DER HUND – DER GEFÜHRT WIRD #2

Juni 28, 2019

Foto: Sasha Krajnakova

Foto: Sasha Krajnakova

In diesem Blogbeitrag möchte ich Ihnen aufbauend auf dem letzten Blogbeitrag die Übereinkünfte in der Hundewelt näherbringen.

ÜBEREINKÜNFTE IN DER HUNDEWELT

Um sich als soziales Wesen in einer Gemeinschaft eingliedern und in dieser überleben zu können, müssen soziale Übereinkünfte getroffen werden. Hunde verhalten sich dabei ihrer Natur entsprechend überwiegend instinktgebunden.
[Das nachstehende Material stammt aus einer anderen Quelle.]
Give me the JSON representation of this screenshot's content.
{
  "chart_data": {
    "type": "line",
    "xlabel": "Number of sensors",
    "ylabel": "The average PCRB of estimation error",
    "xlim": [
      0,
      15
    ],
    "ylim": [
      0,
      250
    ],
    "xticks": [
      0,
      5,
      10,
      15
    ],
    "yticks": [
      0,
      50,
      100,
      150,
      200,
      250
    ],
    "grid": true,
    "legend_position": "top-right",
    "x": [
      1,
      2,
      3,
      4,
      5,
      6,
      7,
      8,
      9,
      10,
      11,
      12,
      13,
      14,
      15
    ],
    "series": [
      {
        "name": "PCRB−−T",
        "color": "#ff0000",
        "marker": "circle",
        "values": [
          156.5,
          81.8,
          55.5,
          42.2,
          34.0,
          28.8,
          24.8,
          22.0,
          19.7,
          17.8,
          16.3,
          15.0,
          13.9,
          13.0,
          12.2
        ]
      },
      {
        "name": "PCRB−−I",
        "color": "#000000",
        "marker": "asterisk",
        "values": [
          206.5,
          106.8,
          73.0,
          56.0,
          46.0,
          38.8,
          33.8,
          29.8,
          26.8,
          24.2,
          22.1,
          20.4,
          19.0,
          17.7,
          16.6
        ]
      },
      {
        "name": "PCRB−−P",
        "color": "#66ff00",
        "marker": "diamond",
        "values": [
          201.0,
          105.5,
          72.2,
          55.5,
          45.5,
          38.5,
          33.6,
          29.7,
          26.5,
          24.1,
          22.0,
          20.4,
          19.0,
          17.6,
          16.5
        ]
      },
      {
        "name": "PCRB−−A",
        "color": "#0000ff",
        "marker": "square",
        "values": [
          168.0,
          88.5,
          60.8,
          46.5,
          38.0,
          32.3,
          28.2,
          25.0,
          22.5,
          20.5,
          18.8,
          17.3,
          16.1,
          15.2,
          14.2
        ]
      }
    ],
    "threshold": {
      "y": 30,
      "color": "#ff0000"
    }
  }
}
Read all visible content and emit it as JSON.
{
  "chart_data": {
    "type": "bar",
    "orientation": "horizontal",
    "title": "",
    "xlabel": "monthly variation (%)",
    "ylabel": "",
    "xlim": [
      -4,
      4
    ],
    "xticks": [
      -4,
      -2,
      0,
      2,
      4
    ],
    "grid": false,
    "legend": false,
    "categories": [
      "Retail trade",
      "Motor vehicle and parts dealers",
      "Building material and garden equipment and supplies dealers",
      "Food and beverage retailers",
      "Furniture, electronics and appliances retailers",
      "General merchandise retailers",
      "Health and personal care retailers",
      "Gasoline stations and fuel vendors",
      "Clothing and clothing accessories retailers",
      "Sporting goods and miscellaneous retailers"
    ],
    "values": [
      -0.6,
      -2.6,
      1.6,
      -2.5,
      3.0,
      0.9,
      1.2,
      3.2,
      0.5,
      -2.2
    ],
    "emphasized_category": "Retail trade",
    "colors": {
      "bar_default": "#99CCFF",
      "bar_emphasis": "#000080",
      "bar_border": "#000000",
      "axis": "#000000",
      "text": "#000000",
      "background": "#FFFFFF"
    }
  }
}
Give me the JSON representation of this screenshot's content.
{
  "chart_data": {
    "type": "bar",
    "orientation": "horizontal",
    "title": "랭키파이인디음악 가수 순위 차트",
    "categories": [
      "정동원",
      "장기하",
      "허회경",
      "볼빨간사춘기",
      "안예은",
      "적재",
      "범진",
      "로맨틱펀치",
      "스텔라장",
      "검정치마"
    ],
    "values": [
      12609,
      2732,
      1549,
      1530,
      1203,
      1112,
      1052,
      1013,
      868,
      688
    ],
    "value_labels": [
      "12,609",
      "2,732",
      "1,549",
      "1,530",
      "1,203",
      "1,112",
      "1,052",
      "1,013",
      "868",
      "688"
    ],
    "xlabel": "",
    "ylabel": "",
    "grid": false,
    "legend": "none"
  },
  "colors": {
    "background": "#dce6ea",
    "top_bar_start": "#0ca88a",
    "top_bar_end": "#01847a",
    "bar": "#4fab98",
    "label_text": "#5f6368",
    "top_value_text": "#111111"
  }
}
Soziales Miteinander bedarf der Kommunikation

Ein sozialer Zusammenschluss mehrerer Individuen bedarf der Kommunikation. Dazu dient unter Hunden ein klar abgrenzbarer Bereich ihres Verhaltensrepertoires. Dieses Verhalten läuft erbkoordinativ ab und bedient sich einer Signalebene, die weitestgehend formkonstant ist. Die getroffenen Übereinkünfte sind gültig, bis neue Übereinkünfte notwendig werden (Änderung des Status, der inneren Gestimmtheit eines Individuums, der Gruppenzusammensetzung etc.).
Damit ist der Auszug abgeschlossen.